The lack of infrastructure and connections is a heterogeneous situation. In some areas, mountain culture and slow tourism are more entrenched; in others, they are more meager; different investments are needed on several fronts.”
Can You Give Us an Example?
“Sila National Park, for example, is a beautiful area but very little known. There is no organization such that people can move around nimbly and independently, outside and inside the park. The only solution has been created by a small entity of young entrepreneurs who provide bicycles and guide visitors inside the park. It is an essential service and works throughout the park. However, it is the only one there.
Our book includes 25 routes selected by several parameters, including ease of getting to them.”
What was an Unforgettable Moment?
The arrival in Visso coincided with the end of the first installment, a cathartic moment after seven months of walking in the heart of the Sibillini Mountains.
The choice of Visso as the final stop of the first part of the journey was also symbolic. The town was the epicenter of the earthquake that shook Italy in 2016. We decided to support the territories and communities most affected by the earthquake, and the fact that so many people came together made this moment even more unique.
For the occasion, we received a special visit, that of Neri Marcorè, who joined us as a surprise by entering the last two stages of the walk. Neri Marcorè told us that he had signed up for Va’ Sentiero and decided at the last minute to join us, then continued his journey in the Marche region on the occasion of the Risorgimarche Music Festival, conceived and directed by Neri Marcorè himself.
RisorgiMarche is a kind of secular pilgrimage, a eulogy to slowness, a way to reconcile with nature. A way to enjoy this land is walking, taking time, and casting eyes toward the many beauties that outline a truly plural region.”
What has been a Great Satisfaction?
“One of the greatest satisfactions was converting a shared walking experience into a life experience, where the people we met became companions on new paths. This was also one of the goals set by Va’ Sentiero, and we are happy to say it was achieved. Often trekking enthusiasts do not find companions for their adventures, and these experiences make it possible to create bonds and synergies that are not insignificant.”
What are Va’ Sentiero’s Upcoming Projects?

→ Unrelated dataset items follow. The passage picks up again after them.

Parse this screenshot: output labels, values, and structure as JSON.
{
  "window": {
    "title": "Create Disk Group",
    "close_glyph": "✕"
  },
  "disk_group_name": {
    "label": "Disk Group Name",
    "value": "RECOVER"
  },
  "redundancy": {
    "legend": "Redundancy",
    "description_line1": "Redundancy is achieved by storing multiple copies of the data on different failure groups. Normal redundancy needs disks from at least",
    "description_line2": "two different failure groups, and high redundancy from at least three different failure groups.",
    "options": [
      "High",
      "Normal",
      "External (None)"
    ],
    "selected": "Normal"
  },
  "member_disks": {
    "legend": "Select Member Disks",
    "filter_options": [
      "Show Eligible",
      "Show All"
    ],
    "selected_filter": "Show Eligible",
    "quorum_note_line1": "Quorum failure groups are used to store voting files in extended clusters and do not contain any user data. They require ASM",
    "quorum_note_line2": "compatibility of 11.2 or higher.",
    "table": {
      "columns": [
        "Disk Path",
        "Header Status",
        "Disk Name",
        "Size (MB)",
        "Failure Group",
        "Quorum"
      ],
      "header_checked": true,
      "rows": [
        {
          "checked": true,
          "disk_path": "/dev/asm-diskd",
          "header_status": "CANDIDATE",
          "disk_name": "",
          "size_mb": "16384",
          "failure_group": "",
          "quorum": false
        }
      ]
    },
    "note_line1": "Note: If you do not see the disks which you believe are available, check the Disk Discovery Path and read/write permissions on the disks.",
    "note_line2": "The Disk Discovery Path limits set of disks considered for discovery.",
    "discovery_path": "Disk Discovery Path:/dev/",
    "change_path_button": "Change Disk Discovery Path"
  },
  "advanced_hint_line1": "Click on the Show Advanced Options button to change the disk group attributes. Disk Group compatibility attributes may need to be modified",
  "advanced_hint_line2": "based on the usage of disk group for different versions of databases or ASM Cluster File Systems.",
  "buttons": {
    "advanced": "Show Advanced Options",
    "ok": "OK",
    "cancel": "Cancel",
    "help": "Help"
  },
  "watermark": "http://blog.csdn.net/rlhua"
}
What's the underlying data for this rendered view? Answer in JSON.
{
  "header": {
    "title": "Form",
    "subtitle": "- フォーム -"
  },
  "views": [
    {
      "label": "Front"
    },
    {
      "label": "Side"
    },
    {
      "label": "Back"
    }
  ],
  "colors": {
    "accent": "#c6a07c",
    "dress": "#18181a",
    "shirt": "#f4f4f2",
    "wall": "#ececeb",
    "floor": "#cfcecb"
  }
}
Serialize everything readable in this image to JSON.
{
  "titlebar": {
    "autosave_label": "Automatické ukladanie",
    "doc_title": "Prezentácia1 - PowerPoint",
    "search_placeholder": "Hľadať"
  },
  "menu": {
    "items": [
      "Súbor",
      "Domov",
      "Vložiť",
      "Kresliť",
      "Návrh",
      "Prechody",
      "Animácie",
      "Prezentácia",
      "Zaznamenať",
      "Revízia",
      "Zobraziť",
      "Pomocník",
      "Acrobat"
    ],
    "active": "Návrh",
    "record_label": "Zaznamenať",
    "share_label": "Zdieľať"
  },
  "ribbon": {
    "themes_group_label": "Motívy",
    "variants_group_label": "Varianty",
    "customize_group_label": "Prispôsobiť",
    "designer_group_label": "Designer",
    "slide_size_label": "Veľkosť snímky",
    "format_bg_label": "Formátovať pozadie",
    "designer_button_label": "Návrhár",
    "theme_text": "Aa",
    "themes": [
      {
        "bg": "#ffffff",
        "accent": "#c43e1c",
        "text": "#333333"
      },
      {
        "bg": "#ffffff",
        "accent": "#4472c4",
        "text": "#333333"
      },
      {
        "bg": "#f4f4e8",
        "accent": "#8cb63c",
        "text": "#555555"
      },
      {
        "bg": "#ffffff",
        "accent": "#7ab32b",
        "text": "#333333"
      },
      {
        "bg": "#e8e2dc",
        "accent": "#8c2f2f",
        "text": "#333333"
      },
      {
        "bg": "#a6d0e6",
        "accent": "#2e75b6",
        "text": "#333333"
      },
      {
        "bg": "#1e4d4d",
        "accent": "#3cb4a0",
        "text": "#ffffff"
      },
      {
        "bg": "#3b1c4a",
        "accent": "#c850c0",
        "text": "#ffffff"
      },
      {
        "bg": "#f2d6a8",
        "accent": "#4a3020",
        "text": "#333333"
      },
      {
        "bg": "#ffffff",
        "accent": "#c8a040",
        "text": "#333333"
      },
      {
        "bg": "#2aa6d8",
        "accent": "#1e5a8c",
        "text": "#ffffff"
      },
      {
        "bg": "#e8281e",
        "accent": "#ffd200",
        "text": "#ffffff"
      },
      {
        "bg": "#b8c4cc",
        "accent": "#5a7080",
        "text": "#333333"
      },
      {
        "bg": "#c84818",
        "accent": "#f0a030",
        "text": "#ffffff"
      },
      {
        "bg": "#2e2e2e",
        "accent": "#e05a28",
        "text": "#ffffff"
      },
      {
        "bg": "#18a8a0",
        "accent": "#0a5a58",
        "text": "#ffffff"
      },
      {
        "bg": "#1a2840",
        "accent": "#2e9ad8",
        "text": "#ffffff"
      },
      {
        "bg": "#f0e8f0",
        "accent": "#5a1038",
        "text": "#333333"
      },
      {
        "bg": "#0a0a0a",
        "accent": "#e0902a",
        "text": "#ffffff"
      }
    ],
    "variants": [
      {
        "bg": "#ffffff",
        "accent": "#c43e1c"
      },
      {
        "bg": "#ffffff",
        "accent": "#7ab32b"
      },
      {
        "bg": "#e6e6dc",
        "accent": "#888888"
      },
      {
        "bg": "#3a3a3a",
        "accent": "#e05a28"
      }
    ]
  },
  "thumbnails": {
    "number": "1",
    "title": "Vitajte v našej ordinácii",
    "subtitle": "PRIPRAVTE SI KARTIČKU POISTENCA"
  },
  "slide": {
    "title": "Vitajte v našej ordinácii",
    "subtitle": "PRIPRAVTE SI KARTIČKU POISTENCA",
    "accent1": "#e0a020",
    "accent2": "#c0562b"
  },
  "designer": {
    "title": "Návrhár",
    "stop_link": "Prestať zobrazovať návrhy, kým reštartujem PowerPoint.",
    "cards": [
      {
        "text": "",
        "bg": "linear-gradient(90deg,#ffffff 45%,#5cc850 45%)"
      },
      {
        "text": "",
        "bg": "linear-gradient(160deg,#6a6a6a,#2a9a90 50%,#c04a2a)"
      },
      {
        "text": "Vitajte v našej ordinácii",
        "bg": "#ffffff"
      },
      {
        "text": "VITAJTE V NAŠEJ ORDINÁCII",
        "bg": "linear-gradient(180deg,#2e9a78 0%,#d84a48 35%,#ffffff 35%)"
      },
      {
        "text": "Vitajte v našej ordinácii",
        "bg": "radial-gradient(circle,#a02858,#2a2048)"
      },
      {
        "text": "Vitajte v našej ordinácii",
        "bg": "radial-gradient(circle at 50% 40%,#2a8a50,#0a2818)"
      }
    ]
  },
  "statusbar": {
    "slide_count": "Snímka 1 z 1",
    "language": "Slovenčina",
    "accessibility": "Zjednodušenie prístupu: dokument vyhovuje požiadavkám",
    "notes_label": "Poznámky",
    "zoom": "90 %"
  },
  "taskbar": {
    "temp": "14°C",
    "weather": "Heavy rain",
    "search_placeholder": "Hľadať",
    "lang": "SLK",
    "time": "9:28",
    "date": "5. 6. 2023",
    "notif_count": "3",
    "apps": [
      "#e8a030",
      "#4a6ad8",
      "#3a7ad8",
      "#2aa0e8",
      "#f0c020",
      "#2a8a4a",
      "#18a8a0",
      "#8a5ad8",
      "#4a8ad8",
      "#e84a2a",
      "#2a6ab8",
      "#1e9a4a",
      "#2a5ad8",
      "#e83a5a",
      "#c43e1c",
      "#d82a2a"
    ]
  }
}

In 2022 we began to consider new experiences. Va’ Sentiero association continues to exist thanks to dedication and passion; it has become a personal mission. We will continue to act in the field, continue with the editorial part and develop other projects related to promoting the mountain territory, maintaining the format we have outlined. We will launch new experiences with territorial entities and would also like to land abroad, combining nationality and internationality.